Dabei ist das Motto "Forever Young" stets doppeldeutig zu lesen: Es steht sowohl für eine abwechslungsreiche Ausstellung über den Mythos der Jugend als auch für 100 Jahre zeitgenössische Kunst in Nürnberg. Denn was die 1913 eröffnete Kunst-Ausstellungs-Halle mit der heutigen Kunsthalle Nürnberg verbindet, ist die klare Ausrichtung auf das jeweils Zeitgenössische, auf immer neue Werke und aktuelle Tendenzen.
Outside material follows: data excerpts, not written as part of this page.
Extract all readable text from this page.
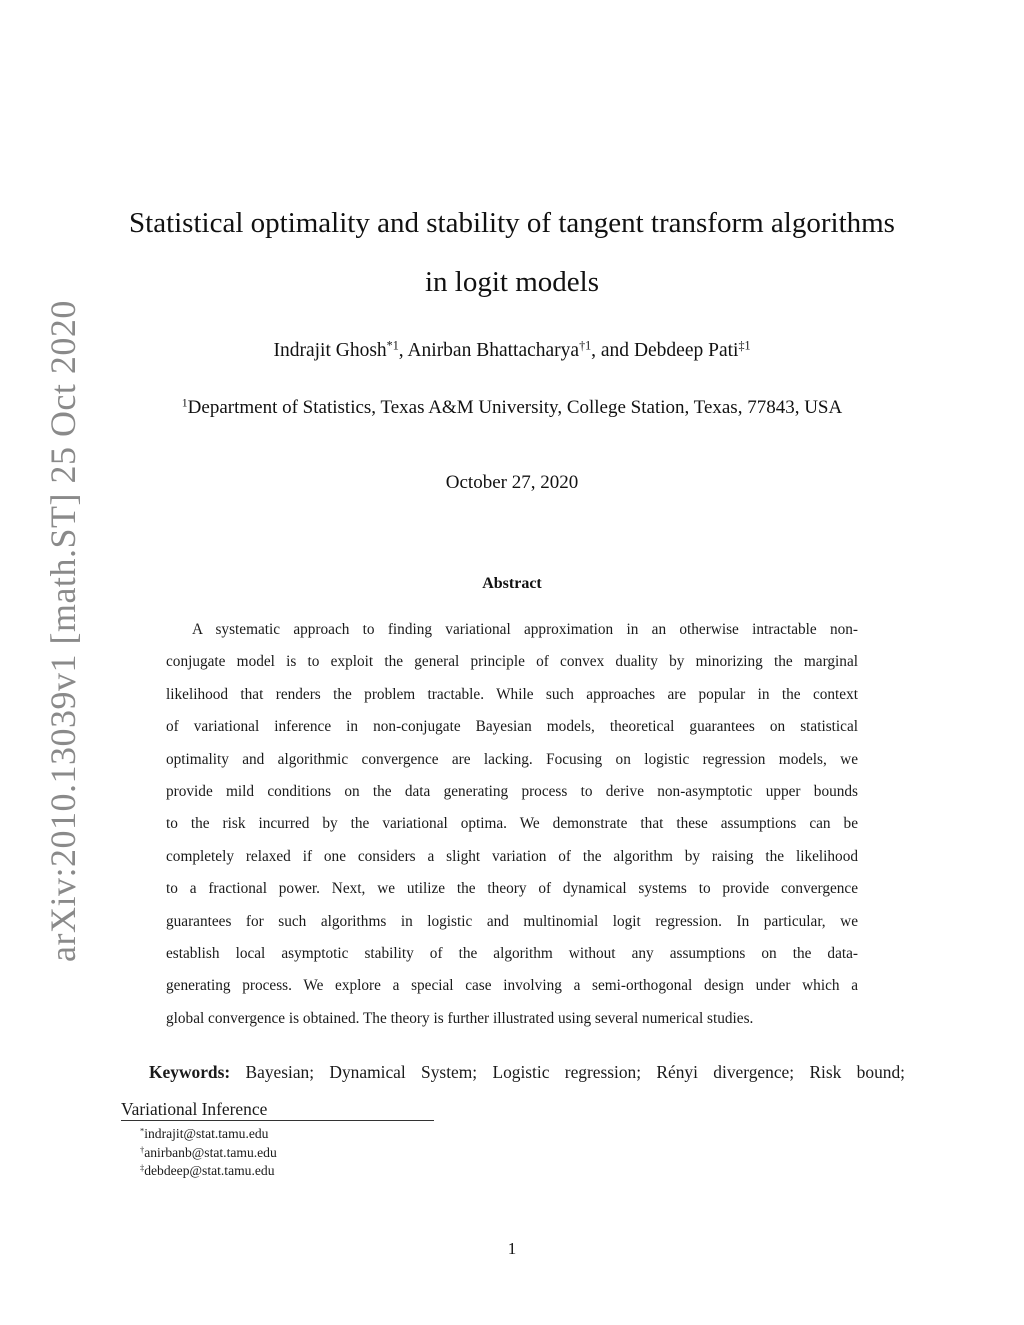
arXiv:2010.13039v1 [math.ST] 25 Oct 2020
Statistical optimality and stability of tangent transform algorithms
in logit models
Indrajit Ghosh$^{*1}$, Anirban Bhattacharya$^{\dagger 1}$, and Debdeep Pati$^{\ddagger 1}$
$^1$Department of Statistics, Texas A&M University, College Station, Texas, 77843, USA
October 27, 2020
Abstract
A systematic approach to finding variational approximation in an otherwise intractable non-
conjugate model is to exploit the general principle of convex duality by minorizing the marginal
likelihood that renders the problem tractable. While such approaches are popular in the context
of variational inference in non-conjugate Bayesian models, theoretical guarantees on statistical
optimality and algorithmic convergence are lacking. Focusing on logistic regression models, we
provide mild conditions on the data generating process to derive non-asymptotic upper bounds
to the risk incurred by the variational optima. We demonstrate that these assumptions can be
completely relaxed if one considers a slight variation of the algorithm by raising the likelihood
to a fractional power. Next, we utilize the theory of dynamical systems to provide convergence
guarantees for such algorithms in logistic and multinomial logit regression. In particular, we
establish local asymptotic stability of the algorithm without any assumptions on the data-
generating process. We explore a special case involving a semi-orthogonal design under which a
global convergence is obtained. The theory is further illustrated using several numerical studies.
Keywords: Bayesian; Dynamical System; Logistic regression; Rényi divergence; Risk bound;
Variational Inference
*indrajit@stat.tamu.edu
†anirbanb@stat.tamu.edu
‡debdeep@stat.tamu.edu
1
Kindheit und Jugend stellen sich im Rückblick meist als glückliche und unbeschwerte Zeit dar: Noch erscheint alles möglich, Biografien sind nicht geschrieben, Dummheiten bleiben ohne große Konsequenzen und die Verantwortung tragen andere. Doch unweigerlich macht diese idealisierende Sicht aus der Jugend einen Mythos, dem stets rückwärtsgewandten Blick des Erwachsenen geschuldet, der auf diese Jahre fällt. Ein objektiver Blick auf diese Lebensphase erscheint unmöglich: Kindheit und Jugend sind unweigerlich ein Erinnerungskonstrukt und Projektionsfläche für individuelle Erfahrungen, Wünsche und Utopien.

Ein künstlerisches Interesse an Kindheit und Jugend ist keineswegs neu, sondern durchzieht die Kunstgeschichte wie ein roter Faden: propere Putti, liebliche Amorknaben, der schöne Narziss, mittelalterliche Darstellungen des Jesuskindes, niederländische Genremalerei und die Kinderbildnisse seit der Zeit des Klassizismus. Stets spiegeln diese Darstellungen – wie vielleicht wenig andere Bildmotive – auch gesellschaftliche Realitäten und Ideale wider. Dieses zeigt sich auch überdeutlich in der Malerei der klassischen Moderne. Nachdem Literaten, Anthropologen, Mediziner und Pädagogen zu Beginn des 20. Jahrhunderts die Frage stellten, was Kindheit und Jugend auszeichnet, wird diese Thematik vermehrt in der Kunst aufgegriffen.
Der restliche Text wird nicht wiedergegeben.